Tampoco nadie pudo prever, ni remotamente, el terrible descuido del cocinero de las berlinesas (o bolas de fraile, popular denominación que a Gauna no le agradaba para nada utilizar), quien mientras preparaba laboriosamente la masa, comía con sumo placer esas deliciosas kalamatas, escupiendo los huesudos carozos en un pequeño cuenco demasiado próximo a sus movedizas manos enharinadas.

Pero ese día, varias cosas extrañas pasarían. Fueron hechos completamente fuera de lugar, que hilvanados luego, después del funeral, dieron lugar al surgimiento de la idea de que Gauna sabía, o al menos intuía, lo que estaba por suceder.
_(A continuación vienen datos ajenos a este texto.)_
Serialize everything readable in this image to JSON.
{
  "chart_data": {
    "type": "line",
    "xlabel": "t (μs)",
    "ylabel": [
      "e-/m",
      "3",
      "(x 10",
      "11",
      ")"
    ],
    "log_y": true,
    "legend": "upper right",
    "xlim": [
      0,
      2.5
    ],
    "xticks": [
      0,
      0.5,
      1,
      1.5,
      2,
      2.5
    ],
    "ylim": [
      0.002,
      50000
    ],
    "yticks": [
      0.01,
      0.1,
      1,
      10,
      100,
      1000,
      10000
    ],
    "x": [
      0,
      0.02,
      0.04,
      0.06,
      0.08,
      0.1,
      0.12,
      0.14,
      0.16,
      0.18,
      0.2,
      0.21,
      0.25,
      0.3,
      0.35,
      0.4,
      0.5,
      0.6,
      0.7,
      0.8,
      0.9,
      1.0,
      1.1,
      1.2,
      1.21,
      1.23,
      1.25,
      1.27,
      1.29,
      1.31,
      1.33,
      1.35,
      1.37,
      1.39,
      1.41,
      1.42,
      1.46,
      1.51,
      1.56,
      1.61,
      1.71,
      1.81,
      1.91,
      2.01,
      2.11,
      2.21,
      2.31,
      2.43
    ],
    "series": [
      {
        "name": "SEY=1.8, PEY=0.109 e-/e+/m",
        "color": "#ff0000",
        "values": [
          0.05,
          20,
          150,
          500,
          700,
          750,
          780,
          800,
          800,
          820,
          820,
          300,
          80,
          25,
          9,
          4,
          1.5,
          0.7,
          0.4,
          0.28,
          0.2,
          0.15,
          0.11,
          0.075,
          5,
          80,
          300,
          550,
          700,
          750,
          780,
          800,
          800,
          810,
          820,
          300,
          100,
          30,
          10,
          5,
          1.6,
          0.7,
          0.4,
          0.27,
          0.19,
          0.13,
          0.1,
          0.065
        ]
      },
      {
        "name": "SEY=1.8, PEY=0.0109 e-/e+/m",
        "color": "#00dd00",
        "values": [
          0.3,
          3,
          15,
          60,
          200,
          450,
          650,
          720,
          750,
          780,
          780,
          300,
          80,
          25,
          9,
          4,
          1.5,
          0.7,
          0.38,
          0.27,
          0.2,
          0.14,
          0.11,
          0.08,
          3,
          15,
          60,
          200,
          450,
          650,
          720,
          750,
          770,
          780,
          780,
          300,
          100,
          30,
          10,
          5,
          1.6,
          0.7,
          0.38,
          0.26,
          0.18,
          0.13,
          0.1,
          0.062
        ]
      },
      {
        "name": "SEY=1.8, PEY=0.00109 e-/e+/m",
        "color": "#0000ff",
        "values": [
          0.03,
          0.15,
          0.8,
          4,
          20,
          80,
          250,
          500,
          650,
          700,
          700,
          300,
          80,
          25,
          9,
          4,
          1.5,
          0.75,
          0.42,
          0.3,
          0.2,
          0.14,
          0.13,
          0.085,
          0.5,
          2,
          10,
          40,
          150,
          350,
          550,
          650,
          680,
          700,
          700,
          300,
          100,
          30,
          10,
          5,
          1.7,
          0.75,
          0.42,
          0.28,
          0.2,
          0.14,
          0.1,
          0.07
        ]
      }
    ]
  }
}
Por la mañana, al levantarse, besó cariñosamente a su esposa en la frente.

Al mediodía, después de la playa, insistió, ante la mirada atónita de su compañera, en saltear el rutinario almuerzo del departamento, para ir a comer mariscos a una terraza de rocas, en un farallón sobre el mar de un coqueto nuevo restaurante de moda.

Y por la tarde, durante el mate, ignoró el pregón familiar del vendedor de tortas fritas, para inclinarse por el de las berlinesas, más caras, pero también más esponjosas, dulces y tentadoras.

En el primer bocado, que su mujer asegura dio con cara de absoluta resignación en vez de de placer, Gauna se atragantó con un enorme carozo de aceituna sin que nadie, absolutamente nadie a su alrededor, tuviese la presencia de ánimo o los conocimientos necesarios como para administrarle la simple pero eficaz maniobra de Heimlich.